From an operational perspective, early modern forecasts for SCS events were confined to the same or next day (Grice et al. 1999), but it is now commonplace to see official forecast outlooks for SCSs—issued by the NOAA/NWS’s Storm Prediction Center (SPC)—with leads of 4–8 days. SPC forecasts have shown increasing skill with respect to time since the mid-1990s (Hitchens and Brooks 2012, 2014; Herman et al. 2018); however, consistent skillful forecasts of daily tornado and hail activity are not likely to be found beyond day 9 and 12, respectively, if solely using current atmospheric numerical weather prediction systems (Gensini and Tippett 2019). Despite the limitations of dynamical prediction, other subseasonal forecasting techniques can act as a “bridge” to extend prediction beyond the traditional limits of NWP (Zhang 2013).

Extended anomalous periods of tornado frequency, such as the events of May 2003 (Hamill et al. 2005), April 2011 (Doswell et al. 2012; Simmons and Sutter 2012; Knupp et al. 2014), and more recently in May 2019 (Gensini et al. 2019) strongly motivate both this project and future work focusing on subseasonal prediction of SCSs.
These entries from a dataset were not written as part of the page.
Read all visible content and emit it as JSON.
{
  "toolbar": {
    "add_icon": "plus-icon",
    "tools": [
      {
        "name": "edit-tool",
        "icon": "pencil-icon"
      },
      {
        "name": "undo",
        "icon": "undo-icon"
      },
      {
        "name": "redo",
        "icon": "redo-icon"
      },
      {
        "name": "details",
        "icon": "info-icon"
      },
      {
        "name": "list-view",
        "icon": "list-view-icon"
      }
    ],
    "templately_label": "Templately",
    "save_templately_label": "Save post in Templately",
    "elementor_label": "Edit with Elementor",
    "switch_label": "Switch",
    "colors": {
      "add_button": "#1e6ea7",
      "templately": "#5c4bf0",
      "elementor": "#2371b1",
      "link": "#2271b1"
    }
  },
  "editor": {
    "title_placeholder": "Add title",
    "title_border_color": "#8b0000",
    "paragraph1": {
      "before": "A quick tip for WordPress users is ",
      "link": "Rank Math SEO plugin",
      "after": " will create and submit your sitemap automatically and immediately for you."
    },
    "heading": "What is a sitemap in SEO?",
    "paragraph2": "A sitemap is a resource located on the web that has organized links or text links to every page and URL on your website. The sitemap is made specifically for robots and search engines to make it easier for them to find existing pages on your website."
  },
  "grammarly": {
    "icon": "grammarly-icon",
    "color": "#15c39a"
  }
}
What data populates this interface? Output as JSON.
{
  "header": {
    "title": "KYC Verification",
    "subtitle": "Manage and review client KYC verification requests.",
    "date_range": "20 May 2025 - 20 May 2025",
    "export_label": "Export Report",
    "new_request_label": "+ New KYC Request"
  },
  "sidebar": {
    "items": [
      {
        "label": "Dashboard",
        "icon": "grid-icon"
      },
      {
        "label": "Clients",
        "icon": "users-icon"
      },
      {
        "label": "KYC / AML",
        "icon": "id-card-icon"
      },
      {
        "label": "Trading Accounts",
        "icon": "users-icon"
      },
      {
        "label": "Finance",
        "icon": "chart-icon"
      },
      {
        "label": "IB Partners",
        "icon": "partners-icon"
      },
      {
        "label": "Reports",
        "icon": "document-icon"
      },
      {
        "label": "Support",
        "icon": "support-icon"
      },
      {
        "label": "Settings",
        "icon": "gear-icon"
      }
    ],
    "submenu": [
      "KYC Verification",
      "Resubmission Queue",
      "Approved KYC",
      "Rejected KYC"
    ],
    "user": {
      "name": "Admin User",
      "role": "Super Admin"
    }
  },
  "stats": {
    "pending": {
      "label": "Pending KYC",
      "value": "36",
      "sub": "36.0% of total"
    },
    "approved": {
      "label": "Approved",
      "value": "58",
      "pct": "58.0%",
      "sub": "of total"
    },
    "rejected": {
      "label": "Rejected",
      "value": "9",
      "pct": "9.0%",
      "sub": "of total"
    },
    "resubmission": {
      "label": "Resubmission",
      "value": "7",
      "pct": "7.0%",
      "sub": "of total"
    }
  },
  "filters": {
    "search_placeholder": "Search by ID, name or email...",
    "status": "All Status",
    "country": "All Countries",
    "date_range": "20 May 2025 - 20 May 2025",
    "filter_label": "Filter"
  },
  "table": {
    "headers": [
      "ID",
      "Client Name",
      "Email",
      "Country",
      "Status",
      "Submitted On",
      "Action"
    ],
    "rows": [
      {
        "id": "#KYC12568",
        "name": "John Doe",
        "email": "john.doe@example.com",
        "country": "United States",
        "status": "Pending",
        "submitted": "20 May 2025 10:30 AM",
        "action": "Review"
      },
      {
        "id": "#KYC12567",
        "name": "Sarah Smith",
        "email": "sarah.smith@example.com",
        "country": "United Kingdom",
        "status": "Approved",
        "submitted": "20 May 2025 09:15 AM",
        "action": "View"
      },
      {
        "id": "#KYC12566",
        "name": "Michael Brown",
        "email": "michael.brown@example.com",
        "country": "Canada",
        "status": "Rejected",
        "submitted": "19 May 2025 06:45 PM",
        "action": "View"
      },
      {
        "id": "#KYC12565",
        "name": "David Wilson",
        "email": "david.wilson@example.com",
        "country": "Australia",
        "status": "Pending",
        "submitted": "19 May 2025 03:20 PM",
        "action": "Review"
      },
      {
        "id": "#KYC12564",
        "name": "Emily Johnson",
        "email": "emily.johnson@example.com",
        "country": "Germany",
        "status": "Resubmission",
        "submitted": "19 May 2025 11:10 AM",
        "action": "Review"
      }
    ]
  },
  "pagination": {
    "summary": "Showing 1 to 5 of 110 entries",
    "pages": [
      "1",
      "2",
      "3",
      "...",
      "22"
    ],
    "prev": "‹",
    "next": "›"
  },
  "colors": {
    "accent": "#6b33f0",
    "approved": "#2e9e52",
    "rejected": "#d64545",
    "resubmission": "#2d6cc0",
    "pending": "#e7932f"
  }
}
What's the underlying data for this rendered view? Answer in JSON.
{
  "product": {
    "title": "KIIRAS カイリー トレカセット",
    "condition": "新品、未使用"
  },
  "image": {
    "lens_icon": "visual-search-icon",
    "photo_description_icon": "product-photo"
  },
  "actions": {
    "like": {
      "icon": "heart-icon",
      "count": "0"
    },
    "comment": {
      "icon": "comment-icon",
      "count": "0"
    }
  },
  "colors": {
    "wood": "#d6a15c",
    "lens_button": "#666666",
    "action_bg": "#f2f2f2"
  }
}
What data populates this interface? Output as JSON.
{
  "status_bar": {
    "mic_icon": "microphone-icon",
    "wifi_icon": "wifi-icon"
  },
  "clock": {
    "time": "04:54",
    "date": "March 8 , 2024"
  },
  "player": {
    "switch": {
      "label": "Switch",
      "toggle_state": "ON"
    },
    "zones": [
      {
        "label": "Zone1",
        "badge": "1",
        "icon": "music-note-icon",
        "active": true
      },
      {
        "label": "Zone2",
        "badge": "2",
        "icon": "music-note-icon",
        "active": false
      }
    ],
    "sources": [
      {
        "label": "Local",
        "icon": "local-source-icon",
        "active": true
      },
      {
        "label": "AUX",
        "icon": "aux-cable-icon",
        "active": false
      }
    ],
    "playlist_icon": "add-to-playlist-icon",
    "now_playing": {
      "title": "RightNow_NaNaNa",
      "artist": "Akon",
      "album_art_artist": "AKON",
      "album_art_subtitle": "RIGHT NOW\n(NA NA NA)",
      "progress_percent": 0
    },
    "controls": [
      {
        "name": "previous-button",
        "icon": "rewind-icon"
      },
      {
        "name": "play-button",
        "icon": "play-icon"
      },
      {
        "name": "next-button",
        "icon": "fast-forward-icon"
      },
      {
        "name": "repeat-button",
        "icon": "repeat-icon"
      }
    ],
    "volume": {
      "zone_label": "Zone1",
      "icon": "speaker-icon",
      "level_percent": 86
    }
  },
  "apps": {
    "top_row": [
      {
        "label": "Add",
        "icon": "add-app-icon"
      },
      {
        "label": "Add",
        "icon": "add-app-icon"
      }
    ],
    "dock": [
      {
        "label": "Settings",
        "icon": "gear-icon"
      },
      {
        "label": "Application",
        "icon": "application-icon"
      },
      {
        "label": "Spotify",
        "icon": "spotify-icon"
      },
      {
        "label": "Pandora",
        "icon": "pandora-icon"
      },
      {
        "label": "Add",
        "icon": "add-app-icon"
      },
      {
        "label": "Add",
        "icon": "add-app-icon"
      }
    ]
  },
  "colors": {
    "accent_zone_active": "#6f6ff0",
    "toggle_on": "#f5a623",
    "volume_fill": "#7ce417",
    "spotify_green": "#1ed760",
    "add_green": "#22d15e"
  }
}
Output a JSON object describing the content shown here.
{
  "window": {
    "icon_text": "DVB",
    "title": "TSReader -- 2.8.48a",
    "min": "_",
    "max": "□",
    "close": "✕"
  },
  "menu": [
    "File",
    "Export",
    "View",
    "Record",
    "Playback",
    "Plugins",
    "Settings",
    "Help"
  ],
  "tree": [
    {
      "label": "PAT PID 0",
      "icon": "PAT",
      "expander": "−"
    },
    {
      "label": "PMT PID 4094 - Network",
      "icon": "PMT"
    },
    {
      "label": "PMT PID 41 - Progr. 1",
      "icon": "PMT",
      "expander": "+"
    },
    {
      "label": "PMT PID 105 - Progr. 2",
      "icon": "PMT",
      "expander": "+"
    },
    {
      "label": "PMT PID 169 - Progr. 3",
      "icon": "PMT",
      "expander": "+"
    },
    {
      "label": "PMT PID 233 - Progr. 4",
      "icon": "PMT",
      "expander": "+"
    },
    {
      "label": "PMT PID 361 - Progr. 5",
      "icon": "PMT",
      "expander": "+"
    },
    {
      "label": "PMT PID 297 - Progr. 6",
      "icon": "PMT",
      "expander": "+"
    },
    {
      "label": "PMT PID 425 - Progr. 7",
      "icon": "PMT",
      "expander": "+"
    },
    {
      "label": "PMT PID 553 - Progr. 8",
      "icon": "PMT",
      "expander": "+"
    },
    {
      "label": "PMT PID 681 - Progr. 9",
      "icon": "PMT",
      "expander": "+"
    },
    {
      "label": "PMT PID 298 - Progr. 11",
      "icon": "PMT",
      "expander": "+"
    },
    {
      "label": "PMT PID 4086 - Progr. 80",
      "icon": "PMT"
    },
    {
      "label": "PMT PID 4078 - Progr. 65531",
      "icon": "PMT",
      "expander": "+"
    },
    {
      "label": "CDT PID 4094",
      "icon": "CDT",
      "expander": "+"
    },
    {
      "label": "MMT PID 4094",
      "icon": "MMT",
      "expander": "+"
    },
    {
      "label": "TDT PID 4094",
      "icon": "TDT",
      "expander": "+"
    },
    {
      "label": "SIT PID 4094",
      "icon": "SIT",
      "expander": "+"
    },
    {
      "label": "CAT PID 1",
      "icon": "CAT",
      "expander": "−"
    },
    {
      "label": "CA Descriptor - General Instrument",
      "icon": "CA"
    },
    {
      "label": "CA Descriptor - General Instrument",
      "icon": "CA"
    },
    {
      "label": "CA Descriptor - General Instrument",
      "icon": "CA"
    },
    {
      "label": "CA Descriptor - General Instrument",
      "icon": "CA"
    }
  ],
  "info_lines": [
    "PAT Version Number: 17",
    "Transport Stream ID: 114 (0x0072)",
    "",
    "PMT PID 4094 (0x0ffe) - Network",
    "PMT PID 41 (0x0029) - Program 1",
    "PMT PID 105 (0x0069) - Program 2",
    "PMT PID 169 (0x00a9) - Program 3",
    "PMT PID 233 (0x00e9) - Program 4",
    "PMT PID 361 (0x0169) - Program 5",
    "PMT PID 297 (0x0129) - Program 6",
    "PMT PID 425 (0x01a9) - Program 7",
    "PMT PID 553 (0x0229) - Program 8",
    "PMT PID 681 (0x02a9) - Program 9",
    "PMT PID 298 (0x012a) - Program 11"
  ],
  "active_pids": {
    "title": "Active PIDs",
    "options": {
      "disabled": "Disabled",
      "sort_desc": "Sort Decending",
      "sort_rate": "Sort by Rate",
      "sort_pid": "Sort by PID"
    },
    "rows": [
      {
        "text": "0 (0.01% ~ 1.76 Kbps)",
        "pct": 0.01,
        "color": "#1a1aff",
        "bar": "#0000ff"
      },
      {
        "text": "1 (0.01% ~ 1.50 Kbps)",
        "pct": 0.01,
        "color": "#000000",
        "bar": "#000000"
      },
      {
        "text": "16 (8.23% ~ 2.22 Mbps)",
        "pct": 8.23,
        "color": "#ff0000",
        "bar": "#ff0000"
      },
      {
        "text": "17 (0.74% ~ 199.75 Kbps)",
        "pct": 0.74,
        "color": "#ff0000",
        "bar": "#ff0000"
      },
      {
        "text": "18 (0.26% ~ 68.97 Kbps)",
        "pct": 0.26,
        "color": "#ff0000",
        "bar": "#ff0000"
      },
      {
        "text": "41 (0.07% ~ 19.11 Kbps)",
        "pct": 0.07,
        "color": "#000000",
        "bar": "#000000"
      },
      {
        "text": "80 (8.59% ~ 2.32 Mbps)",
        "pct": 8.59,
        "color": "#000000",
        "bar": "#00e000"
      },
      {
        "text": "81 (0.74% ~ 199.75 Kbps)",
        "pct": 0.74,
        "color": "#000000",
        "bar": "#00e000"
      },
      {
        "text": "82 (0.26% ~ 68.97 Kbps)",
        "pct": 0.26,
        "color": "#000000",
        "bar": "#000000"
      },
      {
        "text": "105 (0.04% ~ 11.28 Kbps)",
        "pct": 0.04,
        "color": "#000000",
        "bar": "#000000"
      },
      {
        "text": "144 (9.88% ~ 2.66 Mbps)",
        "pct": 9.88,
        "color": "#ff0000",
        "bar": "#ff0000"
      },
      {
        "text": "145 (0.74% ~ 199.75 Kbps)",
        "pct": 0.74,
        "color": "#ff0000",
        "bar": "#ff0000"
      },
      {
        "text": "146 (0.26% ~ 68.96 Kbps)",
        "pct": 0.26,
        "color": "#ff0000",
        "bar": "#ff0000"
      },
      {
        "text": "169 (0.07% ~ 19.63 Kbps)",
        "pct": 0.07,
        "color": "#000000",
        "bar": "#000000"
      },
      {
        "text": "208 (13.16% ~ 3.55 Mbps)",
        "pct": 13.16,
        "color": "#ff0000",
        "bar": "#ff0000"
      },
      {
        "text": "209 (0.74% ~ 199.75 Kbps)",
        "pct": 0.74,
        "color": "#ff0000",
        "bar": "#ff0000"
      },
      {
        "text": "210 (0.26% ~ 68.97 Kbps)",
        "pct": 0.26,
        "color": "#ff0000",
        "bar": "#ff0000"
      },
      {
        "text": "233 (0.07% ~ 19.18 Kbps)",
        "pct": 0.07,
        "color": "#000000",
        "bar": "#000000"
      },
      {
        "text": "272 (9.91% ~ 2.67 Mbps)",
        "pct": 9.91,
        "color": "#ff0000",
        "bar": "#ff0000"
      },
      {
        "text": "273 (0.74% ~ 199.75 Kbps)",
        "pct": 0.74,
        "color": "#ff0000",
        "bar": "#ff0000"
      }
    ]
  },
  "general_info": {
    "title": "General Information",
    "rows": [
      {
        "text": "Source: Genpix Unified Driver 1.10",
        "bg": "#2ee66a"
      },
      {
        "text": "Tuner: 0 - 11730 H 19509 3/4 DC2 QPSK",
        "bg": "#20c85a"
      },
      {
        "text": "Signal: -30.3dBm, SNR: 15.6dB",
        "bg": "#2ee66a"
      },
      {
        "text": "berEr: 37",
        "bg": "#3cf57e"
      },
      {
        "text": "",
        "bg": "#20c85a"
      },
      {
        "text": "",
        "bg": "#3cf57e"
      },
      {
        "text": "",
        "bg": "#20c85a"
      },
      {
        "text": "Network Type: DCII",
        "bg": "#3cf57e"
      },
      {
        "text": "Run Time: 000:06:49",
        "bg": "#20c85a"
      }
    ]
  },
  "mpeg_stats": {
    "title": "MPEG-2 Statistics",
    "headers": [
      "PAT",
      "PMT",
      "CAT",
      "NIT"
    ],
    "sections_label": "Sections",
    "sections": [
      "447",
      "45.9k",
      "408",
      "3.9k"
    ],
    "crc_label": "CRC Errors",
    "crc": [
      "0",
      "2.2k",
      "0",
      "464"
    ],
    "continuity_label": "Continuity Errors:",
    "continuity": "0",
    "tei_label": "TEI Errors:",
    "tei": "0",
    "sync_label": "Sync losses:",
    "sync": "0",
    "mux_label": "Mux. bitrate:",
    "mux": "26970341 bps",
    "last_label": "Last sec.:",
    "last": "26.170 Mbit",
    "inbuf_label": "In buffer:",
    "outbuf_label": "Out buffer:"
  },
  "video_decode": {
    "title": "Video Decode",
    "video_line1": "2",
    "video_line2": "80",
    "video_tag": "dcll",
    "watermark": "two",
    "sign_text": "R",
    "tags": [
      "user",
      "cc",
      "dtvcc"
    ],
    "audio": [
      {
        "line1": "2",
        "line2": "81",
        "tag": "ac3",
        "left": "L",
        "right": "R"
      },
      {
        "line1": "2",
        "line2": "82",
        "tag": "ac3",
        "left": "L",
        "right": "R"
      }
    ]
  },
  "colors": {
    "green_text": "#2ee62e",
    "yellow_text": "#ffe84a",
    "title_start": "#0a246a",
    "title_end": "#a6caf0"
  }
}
While dynamical model skill begins to decay during the early portion of this forecast window, there are still forecast approaches (e.g., statistical analogs, model blends, linear inverse models, machine learning) that can achieve statistically significant skill relative to a persistence or climatological forecast. In addition, forecast lead times beyond one week would benefit from relaxing the time and space constraints of the traditional daily forecast target (e.g., larger verification area, forecast target of multiple days or a week), constraints that are related to increasing error growth and uncertainty with respect to time. This has been demonstrated with dynamical forecasts from NCEP’s Climate Forecast System, version 2, by using monthly forecast targets (Lepore et al. 2018).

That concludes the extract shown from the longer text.